The Age of Unilateral Rule

Rich Lowry in The Age of Unilateral Rule

The beginning of Donald Trump’s presidency has been an extension of the past six years of the Obama administration, when Capitol Hill was largely a sideshow to the main event in the executive branch in general and the Oval Office in particular. Barack Obama and Donald Trump have almost nothing in common, except their modes of governance.

Obama was coolly cerebral and deliberative to a fault, whereas Trump is blustery, instinctual and impulsive. Yet, Obama and Trump are both, in their own ways, attention-hungry celebrities. Obama never demonstrated the patience or aptitude for real persuasion, whether LBJ-style arm-twisting or Reagan-style move-the-needle public argument. Neither has Trump. Institutionally, Obama was content to be a loner, and so is Trump.

Until further notice, this is the American model — government by and of the president. We live in the age of unilateral rule…

To his credit, Trump hasn’t pushed the constitutional envelope the way Obama did with his Clean Power Plan and his executive amnesty (both blocked in the courts) or tried anything as audacious as having midlevel bureaucrats write letters mandating sexual-assault and bathroom policies for colleges and schools nationwide.

What Trump has done is firmly within bounds and largely defensive in nature. He has either reversed Obama’s unilateral actions or used executive orders as symbolic measures to highlight certain issues.

Still, the yin and yang from Obama to Trump means that American government has become a badminton match between rival presidents with dueling executive actions

All of this back-and-forth means that our laws are mostly contested in the realm of executive decisions, agency rule-making and the courts. Arguably, in striking down Trump’s travel ban on highly dubious grounds, the 4th U.S. Circuit Court of Appeals has done more legislating this year than the United States Congress.

If Trump’s unilateral rule is an extension of what has come before, it is also an intensification.

First, there’s the timing. Ordinarily, a president loses Congress or otherwise stalls several years into his tenure and has to look to foreign affairs and executive orders for victories.
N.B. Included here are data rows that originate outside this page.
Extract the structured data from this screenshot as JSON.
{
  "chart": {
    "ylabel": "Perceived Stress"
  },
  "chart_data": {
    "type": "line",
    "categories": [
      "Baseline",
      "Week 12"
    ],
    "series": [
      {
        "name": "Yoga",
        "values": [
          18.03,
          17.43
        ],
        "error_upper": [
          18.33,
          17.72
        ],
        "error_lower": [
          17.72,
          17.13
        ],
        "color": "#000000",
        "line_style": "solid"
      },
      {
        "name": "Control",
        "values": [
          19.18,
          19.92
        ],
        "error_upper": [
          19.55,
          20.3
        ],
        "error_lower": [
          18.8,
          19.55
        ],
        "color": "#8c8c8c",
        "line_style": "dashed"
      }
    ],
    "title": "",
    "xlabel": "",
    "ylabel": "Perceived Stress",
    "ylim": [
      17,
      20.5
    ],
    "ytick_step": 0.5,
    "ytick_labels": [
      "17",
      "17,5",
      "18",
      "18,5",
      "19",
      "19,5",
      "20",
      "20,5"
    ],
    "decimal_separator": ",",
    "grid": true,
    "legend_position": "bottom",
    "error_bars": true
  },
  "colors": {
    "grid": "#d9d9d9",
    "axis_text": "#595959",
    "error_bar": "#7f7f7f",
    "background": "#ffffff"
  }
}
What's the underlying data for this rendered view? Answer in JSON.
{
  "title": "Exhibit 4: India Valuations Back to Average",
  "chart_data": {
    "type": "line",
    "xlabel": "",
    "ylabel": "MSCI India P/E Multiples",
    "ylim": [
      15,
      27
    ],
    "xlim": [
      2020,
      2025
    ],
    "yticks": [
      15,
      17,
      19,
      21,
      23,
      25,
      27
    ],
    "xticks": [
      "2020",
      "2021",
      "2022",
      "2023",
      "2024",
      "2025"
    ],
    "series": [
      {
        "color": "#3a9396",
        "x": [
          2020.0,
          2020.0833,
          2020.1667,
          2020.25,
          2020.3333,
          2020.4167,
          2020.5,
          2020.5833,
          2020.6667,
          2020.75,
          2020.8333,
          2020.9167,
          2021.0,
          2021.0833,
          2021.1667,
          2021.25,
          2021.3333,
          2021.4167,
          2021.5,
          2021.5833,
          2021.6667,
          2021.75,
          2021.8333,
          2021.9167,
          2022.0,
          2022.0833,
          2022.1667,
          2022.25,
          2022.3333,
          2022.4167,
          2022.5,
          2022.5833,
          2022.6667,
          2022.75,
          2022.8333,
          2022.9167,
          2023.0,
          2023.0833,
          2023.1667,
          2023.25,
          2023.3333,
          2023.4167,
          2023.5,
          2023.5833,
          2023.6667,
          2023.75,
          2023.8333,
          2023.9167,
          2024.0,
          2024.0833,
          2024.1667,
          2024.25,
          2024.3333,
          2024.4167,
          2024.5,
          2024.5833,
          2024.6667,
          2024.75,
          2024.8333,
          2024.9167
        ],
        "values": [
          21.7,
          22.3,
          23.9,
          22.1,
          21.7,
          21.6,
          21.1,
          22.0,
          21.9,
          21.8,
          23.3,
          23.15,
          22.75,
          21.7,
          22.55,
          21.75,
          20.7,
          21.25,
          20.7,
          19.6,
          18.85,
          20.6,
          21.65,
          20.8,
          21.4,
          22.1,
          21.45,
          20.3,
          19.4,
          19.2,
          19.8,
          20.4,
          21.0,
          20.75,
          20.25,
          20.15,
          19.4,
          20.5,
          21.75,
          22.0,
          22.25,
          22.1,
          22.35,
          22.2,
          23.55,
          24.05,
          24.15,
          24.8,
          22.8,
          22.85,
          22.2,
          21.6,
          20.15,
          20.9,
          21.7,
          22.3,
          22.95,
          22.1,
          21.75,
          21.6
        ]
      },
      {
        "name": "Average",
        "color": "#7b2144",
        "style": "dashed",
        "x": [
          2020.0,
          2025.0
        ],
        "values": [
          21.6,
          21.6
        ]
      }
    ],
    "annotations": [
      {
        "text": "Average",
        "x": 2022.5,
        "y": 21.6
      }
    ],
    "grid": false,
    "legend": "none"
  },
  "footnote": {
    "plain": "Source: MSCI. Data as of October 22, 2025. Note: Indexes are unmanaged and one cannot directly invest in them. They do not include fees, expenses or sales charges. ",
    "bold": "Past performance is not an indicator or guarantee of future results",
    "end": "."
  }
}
Trump is already dependent on presidential unilateralism, even though his party controls both houses of Congress.

It’s not that Trump is deliberately cutting out Congress; he is desperate for it to get things done, as demonstrated by his event celebrating passage of the House health care bill, which currently languishes in the Senate. He just doesn’t have the interest or knowledge base to push anything along in Congress

The legislative branch has been kneecapping itself for decades. It has been steadily handing over authority to the administrative state, and lately has gotten out of the habit of passing almost anything except last-minute omnibus spending bills. The Senate, in particular, is debilitated by a near-automatic 60-vote threshold…

Second, there is the continued centralization of power in the White House. This has been the trend from Richard Nixon through Obama. But Trump has taken it to another level; he operates on a hub-and-spoke system, with a small group of loyalists and family members jostling for influence around him…

In the mid-1980s, the late political scientist Ted Lowi wrote a book called The Personal President. It warned of the effects of a “plebiscitary” presidency unhinged from Congress and political parties. He was onto something, although Bill Clinton and George W. Bush in subsequent decades governed fairly traditionally. It is with Obama and Trump that we have moved into a new gear.

No matter what the written rules are, any system of government is susceptible to change through habits and precedent. We may be witnessing the creation of a new norm, one that hollows out the branch of government charged with writing the nation’s laws.